Snap
What is Snap?
Snap is an online version of the traditional card game. Students match words as they appear on the screen. As well as being fun, especially when students play against each other, the activities act to extend students' vocabulary, grammatical knowledge or their understanding of the vagaries of English spelling.
The principle is simple - the activity presents two words that have, or don't have, a specific relationship. It is impossible to play without thinking about the word's meaning. The relationship can be superficial (eg alliteration) or as complex as the designer wishes. You can even devise activities where the relationship between the sets of words is not overtly made plain and the players have to discover it.
The process involves the same sets of words coming up repeatedly, reinforcing a point of learning or embedding vocabulary items in pupils' minds. Snap has proved invaluable as an entertaining way to explore features of spelling listed in the Key Stage 3 National Strategy, such as the objective in the Year 7 Spelling Bank to "revise, consolidate and secure correct vowel choices, including ...the influence of vowels on other letters, eg softening c".

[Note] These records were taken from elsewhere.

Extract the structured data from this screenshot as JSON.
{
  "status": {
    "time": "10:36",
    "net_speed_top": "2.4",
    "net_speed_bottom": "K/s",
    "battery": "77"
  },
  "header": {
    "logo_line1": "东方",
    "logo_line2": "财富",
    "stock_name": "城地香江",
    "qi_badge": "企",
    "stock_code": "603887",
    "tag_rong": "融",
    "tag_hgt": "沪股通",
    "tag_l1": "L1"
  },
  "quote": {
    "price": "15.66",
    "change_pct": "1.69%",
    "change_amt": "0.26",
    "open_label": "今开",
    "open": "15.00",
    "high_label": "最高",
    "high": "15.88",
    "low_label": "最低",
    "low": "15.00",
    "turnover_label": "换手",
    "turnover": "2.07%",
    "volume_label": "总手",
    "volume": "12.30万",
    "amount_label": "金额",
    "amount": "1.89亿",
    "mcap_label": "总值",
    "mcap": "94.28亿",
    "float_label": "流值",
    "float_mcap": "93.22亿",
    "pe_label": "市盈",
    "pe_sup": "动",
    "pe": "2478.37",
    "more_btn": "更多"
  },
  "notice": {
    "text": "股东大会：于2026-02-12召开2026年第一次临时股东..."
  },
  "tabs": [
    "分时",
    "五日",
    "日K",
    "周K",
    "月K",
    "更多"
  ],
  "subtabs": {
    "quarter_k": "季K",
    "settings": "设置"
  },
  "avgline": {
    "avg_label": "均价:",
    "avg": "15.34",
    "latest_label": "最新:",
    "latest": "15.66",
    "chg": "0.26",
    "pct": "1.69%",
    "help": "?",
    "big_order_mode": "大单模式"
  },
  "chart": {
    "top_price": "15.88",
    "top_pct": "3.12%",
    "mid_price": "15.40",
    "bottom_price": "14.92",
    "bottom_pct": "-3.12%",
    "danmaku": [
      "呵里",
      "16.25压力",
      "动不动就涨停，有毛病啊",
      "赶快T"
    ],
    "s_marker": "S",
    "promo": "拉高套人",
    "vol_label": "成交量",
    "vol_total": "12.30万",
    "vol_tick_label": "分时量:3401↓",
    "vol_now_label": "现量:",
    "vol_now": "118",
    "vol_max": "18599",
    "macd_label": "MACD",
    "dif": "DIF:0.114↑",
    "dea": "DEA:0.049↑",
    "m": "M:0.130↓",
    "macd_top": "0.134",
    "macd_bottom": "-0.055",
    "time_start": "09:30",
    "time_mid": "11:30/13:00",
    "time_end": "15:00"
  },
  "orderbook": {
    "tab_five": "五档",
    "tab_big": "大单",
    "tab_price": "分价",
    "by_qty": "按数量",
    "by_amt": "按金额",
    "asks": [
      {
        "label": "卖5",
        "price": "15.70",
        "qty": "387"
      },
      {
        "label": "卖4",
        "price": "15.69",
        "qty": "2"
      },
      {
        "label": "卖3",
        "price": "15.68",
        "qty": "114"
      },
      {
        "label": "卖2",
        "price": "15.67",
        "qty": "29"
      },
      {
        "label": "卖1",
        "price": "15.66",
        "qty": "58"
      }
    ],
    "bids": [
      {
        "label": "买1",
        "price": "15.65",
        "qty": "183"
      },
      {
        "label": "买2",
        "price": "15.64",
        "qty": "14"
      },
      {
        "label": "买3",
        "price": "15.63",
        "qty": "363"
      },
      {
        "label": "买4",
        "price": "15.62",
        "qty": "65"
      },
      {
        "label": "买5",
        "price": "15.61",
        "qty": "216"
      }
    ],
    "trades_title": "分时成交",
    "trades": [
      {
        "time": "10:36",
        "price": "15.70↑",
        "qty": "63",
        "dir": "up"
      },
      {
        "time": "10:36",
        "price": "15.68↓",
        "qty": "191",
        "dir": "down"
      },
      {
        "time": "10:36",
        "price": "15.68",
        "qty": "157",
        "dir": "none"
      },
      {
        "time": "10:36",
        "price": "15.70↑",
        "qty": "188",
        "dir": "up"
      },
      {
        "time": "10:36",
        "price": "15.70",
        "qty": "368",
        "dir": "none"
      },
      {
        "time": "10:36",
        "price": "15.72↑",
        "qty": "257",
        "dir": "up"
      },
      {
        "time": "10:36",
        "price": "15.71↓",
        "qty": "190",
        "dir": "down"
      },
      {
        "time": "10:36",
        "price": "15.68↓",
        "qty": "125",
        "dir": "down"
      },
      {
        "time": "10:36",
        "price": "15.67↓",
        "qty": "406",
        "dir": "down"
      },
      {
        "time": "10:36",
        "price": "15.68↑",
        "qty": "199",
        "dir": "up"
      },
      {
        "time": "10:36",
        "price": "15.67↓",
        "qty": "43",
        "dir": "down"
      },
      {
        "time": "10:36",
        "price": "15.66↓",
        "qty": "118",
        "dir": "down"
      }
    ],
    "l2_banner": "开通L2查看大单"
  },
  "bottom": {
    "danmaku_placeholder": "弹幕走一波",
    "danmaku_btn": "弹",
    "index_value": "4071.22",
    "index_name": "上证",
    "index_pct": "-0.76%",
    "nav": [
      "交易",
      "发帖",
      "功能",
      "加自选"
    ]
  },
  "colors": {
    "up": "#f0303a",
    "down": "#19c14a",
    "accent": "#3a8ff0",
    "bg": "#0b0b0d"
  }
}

If you have access to a suite of computers, or you can borrow a digital projector, with or without an interactive whiteboard, Snap can be a simple but powerful tool in your Literacy kit.
How does Snap work?
It's very easy, as you'd expect! Try the simple starter activity to find out. Students can play against the computer but it's more fun with a partner. Players press a key when they think they spot a match - the Z key for Player 1, the M key for Player 2. Correct answers score a point - mistakes lose a point.
When the first player has reached a set number (usually 10 for Level 1), the activity moves up to the next level. There are at least two levels for each activity, sometimes more. Some activities will link to another activity once they are finished.
Ideas for using Snap - and literacy links
- Students play the colour synonym snap and then write descriptions using some of these colour words.
- The rhyme snap activities can be used to reinforce students' grasp of the number of ways of spelling the same sounds in English, such as the "rough/stuff" and "cheese/quays/breeze" rhymes in Rhymes 1.
- Alliteration snap can be used focus attention on the different ways of spelling the same sound, such as the hard/soft c sounds in "city/sister/cool" (not to mention the alliteration of "cyst" and "psychopath"!).
- You could even devise a snap activity without clues, in which students had to work out the links: are the words colours, foods, verbs - or do they alliterate?
Each of these ideas can use words from the English National Literacy Framework spelling list and so become part of your own literacy strategy.